Speaking at the NEM Dubrovnik conference in Croatia, Antenna Group CEO Henning Tewes told industry delegates they must "bulk up" and "create gravity" to compete with American studios and tech companies reshaping global media, according to Deadline.

The Greek media executive is blunt about the crisis facing European broadcasters and streamers. While Hollywood consolidates power and tech giants invest billions in original content, smaller regional players fall behind.

Tewes outlined six major trends defining the future of European entertainment, including a potential cinema recovery and renewed focus on content that breaks through the clutter. The implication is clear: create mass-appeal hits or fade.
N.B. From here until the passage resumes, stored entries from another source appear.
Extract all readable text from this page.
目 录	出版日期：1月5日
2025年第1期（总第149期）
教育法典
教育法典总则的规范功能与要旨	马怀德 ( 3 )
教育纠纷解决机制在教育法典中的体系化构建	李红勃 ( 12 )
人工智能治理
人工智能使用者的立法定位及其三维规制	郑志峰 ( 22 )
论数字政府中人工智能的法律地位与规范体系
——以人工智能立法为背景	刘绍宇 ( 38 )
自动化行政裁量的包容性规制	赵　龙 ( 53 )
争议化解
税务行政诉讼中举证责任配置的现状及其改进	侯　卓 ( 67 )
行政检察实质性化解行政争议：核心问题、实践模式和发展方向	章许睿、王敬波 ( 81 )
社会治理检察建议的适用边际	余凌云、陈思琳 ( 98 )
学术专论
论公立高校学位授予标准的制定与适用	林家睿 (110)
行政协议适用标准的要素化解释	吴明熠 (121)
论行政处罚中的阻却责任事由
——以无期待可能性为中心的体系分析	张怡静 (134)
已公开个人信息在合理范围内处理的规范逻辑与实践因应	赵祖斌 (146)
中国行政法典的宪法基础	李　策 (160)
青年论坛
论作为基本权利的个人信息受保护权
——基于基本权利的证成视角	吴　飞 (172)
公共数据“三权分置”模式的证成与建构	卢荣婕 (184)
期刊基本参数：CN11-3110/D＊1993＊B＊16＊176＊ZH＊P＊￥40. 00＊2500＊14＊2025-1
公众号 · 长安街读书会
The timing is sharp. As Netflix, Amazon Prime, and Apple TV+ extend their global reach, European streaming services and traditional broadcasters struggle to compete for viewers and ad revenue. Mergers, acquisitions, and strategic partnerships dominate the landscape.

What gives Tewes' warning weight is his position: Antenna Group operates in Greece, a smaller market, yet he speaks for the broader European challenge. This is not niche industry talk. It is a battle for European entertainment's future.

Whether European studios can actually "bulk up" remains unclear. Some pursue pan-European co-productions and streaming alliances. Others focus on locally rooted content that plays in home markets first, then globally.

The conference speech and subsequent Deadline interview show Tewes pressing the alarm. European entertainment needs a reset—fast.